I also find it interesting that up until 60 dives or so, the incidence of DCS was very much the same between the two profiles. In fact the first bent diver was diving the "shallow" first stop profile. The graph on page 8 shows the deep stops model maintaining a predictable incidence of DCS, while the Shallow model is very much inconsistent(3 bent divers very quickly, followed by 0 bent divers for the rest of the study).

Take it as you wish, but this study has very little to do with the type of diving 99.9% of tech divers are doing, and it applies to even less to Recreational "no stop" divers.

 
in this case, neither profile worked very well.

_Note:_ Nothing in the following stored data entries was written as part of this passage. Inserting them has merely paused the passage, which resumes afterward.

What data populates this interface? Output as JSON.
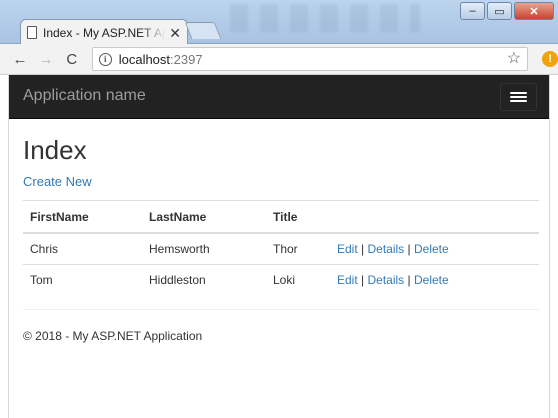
{
  "browser": {
    "tab": {
      "title": "Index - My ASP.NET Application",
      "close_glyph": "✕"
    },
    "window_controls": {
      "minimize": "–",
      "maximize": "▭",
      "close": "✕"
    },
    "toolbar": {
      "url_host": "localhost",
      "url_port": ":2397",
      "back_glyph": "←",
      "forward_glyph": "→",
      "reload_glyph": "C",
      "star_glyph": "☆",
      "info_glyph": "i",
      "extension_glyph": "!"
    }
  },
  "page": {
    "navbar": {
      "brand": "Application name"
    },
    "title": "Index",
    "create_link": "Create New",
    "table": {
      "headers": [
        "FirstName",
        "LastName",
        "Title",
        ""
      ],
      "rows": [
        {
          "first": "Chris",
          "last": "Hemsworth",
          "title": "Thor"
        },
        {
          "first": "Tom",
          "last": "Hiddleston",
          "title": "Loki"
        }
      ],
      "actions": {
        "edit": "Edit",
        "details": "Details",
        "delete": "Delete",
        "separator": "|"
      }
    },
    "footer": "© 2018 - My ASP.NET Application"
  },
  "colors": {
    "navbar": "#222222",
    "link": "#337ab7",
    "brand_text": "#9d9d9d"
  }
}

And the deep stops one worked even worse than the shallow one.

The researches controlled for every variable they could control for, measured DCS rate in an objective manner, the ascent schedule was performed to the letter.

Dr Mitchell is right, you really DON'T know what the DCS rate is for a given profile, to include the ones you dive.
 
That's funny, because niether do you by your logic.
 
However I can assume you can do basic division...hell I bet there is a calculator laying around you can use.

Take 10 random dive buddys, and find out how many times they have been bent collectively. Divide that by their collective dive count(just deco).....I'll bet it's less than 3.4%...
 
However I can assume you can do basic division...hell I bet there is a calculator laying around you can use.

Take 10 random dive buddys, and find out how many times they have been bent collectively. Divide that by their collective dive count(just deco).....I'll bet it's less than 3.4%...

you really have this science thing down and a firm grasp on the ins and outs of the NEDU study. I can't understand why Dr. Doolette hasn't stopped by to debate this issue with you.
he really should've consulted with you when he designed his study.